Agnieszko niestety podejrzewam, że to nie scenariusz (a w każdym razie nie przede wszystkim), ale trudna rzeczywistość. Oczywiście są różne inne przyczyny nadmiernego tycia, chociażby zdrowotne, ale w przypadku ogromnej otyłości, która pojawia się w dzieciństwie i młodości, ta jest chyba dominująca.
Maniusiu, pracy jak piszesz jest więcej, ale i tak najważniejsze, że nowe dziewczyny są fajne, bo to znaczy, że czas w tej pracy będzie upływał miło i szybciej. Kiepska sprawa z tym piecem, albo raczej znowu z fachowcami. Od razu niestety przypominają się specjaliści od remontów. Miejmy jednak nadzieję, że teraz tak nie będzie. A z wo nie rezygnuj. Też myślę, że nałożyła Ci się jakaś niespodziewana niedyspozycja, stąd taka reakcja organizmu.
Gruszko, ja akurat plan jedzeniowy na najbliższy czas mam, podejrzewam jednak, że za bardzo to raczej na nim nie schudnę ;).

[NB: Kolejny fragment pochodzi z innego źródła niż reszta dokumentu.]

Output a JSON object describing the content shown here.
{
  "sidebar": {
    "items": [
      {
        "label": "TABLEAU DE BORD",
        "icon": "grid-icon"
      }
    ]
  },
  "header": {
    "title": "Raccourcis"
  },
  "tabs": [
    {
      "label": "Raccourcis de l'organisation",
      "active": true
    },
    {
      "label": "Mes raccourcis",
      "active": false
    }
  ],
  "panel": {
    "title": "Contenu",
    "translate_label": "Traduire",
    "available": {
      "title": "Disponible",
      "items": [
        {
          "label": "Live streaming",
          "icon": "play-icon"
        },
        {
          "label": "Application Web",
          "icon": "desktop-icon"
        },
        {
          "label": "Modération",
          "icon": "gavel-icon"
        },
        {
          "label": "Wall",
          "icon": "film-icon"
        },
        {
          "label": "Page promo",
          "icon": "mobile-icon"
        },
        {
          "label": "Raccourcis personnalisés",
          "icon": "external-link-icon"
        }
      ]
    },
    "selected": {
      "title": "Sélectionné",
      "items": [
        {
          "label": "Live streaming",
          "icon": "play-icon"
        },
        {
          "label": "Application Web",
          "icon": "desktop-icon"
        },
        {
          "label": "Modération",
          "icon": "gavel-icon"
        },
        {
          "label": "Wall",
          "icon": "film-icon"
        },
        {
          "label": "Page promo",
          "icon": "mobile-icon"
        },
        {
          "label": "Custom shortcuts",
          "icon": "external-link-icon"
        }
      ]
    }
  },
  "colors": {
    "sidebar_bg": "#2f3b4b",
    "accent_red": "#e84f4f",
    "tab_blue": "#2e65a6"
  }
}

Kasiu, pamiętam tą dietkę i to, że jest skuteczna przy odchudzaniu. Ale tłuszczowa, a to zdecydowanie nie dla mnie. Ale jak masz do niej przekonanie i do tego odpowiednie pyszności z kraju, to pewnie, że działaj :D.
Miłego dnia :)
Maniusiu
może rzeczywiście zebrał ci się taki splot niefortunny,oczywiście jak jest ci lepiej i dajesz radę to próbuj:)
Krysiu
ty na razie jesteś troszkę zawieszona z dietą z wiadomych powodów,ale za tydzień i troszkę to już do jakiegoś klubu jedzenia czegoś a nie jedzenia czegoś innego mus się przyłączyć:)
Ja na tłuszczową już też raczej "za dorosła" jestem i organizm się trochę buntuje.Ale swego czasu bardzo ładnie i całiem przyjemnie na niej chudłam,więc Kasi może posłużyć.
Sabinko
gadasz jeszcze ze sobą?Mnie też to czeka,na razie ciągłe gadanie w bardzo dobrym towarzystwie w różnych składach sprawia,że będę z konieczności szyć większe rozmiary a nie nowe wzory:cry:A kysz,kysz,to nie może się wydarzyć!